Aslında canım, bazı şeylere takılıyoruz ama hayat o kadar kısaki kendimizi yıprattığımıza değmiyor. Ben de çok takarım çok defa da konuştuk biliyorsun. Neden böyle diye sorguladığım çok olmuştur. Hatta hayattan bir bıkkınlık vardı üzerimde.,
Yaşadım bazı olayları mesela bir hastalık geçirdim geçti gitti şükür. Ama o günlerimde anlık tat aldığımı farkettim. Hastaydım ameliyat geçirdim ama mutluydum. Belki de o anın ne kadar kıymetli olduğunu anladım.
Eee bir de eşim de çok farklılaşmıştı.
Şimdi de gidişat fena sayılmaz. İnşallah kalıcıdır., ah bir de onlar düşünse.

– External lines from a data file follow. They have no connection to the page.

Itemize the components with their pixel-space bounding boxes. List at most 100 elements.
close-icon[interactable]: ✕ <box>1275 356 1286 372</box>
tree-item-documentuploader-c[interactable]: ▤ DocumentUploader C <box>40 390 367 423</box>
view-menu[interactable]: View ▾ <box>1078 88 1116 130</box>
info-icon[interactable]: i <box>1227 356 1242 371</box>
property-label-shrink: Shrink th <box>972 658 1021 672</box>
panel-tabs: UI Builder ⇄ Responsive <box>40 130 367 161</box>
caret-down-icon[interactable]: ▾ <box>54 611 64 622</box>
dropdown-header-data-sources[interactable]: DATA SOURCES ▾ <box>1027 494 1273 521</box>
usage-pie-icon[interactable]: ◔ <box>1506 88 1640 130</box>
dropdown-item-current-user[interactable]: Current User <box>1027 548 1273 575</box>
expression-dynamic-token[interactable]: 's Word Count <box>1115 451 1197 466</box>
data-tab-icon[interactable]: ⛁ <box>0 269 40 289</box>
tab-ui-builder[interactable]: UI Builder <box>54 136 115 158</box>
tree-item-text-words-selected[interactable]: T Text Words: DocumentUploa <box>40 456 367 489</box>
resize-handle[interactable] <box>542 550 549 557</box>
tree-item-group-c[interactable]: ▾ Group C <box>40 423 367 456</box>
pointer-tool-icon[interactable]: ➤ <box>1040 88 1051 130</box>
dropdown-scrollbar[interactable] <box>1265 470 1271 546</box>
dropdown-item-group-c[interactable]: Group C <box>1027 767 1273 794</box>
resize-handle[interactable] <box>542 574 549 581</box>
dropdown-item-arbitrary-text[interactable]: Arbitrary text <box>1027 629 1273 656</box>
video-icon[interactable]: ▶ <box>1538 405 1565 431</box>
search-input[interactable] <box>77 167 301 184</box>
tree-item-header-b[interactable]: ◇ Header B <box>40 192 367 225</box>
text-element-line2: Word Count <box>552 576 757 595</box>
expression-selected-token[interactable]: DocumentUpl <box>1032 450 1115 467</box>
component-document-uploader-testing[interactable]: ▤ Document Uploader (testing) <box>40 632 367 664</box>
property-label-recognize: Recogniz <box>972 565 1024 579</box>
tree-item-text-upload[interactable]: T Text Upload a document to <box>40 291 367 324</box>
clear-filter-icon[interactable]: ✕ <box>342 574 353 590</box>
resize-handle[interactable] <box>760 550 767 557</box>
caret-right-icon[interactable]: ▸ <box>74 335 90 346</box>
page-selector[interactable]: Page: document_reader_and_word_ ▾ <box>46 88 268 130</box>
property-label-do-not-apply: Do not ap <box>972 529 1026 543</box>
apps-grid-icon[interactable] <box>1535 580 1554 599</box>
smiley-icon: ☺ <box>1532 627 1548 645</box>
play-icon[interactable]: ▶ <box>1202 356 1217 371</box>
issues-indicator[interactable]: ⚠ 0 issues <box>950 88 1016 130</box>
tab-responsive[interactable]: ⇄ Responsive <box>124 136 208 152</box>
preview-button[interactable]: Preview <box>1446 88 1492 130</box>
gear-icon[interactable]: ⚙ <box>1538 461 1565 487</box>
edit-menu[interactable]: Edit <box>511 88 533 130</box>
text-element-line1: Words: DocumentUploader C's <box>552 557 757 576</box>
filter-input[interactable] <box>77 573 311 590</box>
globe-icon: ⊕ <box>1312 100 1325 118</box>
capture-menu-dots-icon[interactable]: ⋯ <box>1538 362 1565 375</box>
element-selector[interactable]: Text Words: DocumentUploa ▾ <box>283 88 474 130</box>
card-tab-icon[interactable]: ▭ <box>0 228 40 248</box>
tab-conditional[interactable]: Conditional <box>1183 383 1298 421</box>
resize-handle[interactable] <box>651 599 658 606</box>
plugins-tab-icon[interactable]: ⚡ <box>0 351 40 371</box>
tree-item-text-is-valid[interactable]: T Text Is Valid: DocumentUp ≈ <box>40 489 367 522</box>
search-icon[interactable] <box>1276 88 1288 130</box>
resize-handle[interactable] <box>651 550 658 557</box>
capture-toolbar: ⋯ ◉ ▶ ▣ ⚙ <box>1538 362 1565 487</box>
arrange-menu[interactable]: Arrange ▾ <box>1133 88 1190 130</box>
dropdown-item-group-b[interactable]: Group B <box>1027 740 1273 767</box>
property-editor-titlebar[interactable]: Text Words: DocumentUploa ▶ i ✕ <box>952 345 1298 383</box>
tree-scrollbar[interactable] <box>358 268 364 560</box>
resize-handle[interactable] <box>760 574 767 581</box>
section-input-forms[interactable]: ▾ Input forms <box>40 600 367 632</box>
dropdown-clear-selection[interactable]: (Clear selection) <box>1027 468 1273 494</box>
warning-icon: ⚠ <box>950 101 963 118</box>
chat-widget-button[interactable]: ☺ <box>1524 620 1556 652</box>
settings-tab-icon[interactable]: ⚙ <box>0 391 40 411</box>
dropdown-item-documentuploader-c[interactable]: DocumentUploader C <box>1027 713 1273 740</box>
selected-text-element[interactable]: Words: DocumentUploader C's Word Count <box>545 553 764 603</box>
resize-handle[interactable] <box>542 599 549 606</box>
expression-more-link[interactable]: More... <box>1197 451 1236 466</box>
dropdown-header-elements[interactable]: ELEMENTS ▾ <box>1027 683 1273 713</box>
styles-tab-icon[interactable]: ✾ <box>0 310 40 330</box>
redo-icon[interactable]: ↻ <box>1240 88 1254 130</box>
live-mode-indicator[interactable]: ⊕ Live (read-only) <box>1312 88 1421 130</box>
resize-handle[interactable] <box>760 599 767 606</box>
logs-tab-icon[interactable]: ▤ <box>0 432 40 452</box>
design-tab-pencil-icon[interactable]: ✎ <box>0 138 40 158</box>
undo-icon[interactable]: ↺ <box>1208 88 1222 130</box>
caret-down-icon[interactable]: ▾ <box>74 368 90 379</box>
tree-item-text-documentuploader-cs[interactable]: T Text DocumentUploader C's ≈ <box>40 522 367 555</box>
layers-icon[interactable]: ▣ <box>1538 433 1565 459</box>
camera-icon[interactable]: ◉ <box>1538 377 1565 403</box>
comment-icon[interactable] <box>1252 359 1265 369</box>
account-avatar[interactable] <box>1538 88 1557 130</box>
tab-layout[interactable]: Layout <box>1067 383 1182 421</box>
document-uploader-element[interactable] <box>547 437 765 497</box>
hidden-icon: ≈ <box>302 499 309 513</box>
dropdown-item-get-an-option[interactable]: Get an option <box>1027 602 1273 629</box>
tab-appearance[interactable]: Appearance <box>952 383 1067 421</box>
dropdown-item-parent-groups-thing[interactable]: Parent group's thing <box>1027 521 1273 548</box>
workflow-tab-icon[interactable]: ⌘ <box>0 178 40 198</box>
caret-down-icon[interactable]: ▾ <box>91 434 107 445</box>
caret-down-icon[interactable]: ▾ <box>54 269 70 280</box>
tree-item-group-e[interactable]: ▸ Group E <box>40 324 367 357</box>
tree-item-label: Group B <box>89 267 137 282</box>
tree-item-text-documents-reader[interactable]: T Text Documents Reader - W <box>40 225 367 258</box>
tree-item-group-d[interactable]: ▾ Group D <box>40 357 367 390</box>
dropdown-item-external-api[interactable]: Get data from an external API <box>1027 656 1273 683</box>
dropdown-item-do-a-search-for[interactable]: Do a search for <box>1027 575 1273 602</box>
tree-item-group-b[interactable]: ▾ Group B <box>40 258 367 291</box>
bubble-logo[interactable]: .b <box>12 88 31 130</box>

Tabi insan zamanla farklılaşıyor. Mesela o dönemde bana diyordu kızı oradaki koleje yazdıralım istiyorsan tabi sen de kal orada. Hafta sonları gelirim yeterki mutlu ol diyordu. Ama geçen Ela soruyor anneanneme ne zaman gideceğiz. Okul tatil olunca gidelim diye. Eşim de diyor, biz çok gittik onlar gelsin :) hani aylarca yolluyordu bizi

bir hafta fazla geliyor.
Ben de dedim, biz oraya gidince çocuk için iyi oluyor ve herkesi görüyoruz ama onlardan biri gelse herkesle vakit geçiremez Ela dedim.
Bu ilaçmı düzeltti bilmiyorum ama tepkisizim ve güzel açıklamalar yapıyorum :)
Sevdim ya ben bu ilacı. Bırakınca eski ani sinirlenen tepki veren halime dönerim diye korkuyorum.
Sinirli insan değildim ama eşime karşı malesef öyle olmuştum. Negatif bakış açısı beni gerçekten bunaltmıştı.
Her şerde bir hayır vardır dedikleri sanırım bu olsa gerek. Göreceğiz zamanla.
Sen de takma, o söylesin sen oralı olma duyma.,tabiki tepki vermiyorsun ama içten içe de düşünüp kendini yıpratma. Kendine yapıyorsun inan. Kafanı o an başka şeylerle yor onun söylediğiyle değil. Lafını söyle çekil kenara mesela kitabını oku.
Bak ne güzel de onunla konuşmayıp kendine çekiliyormuşsun dua ediyormuşsun mutlu oluyormuşsun o an. Bu bile bir terapi.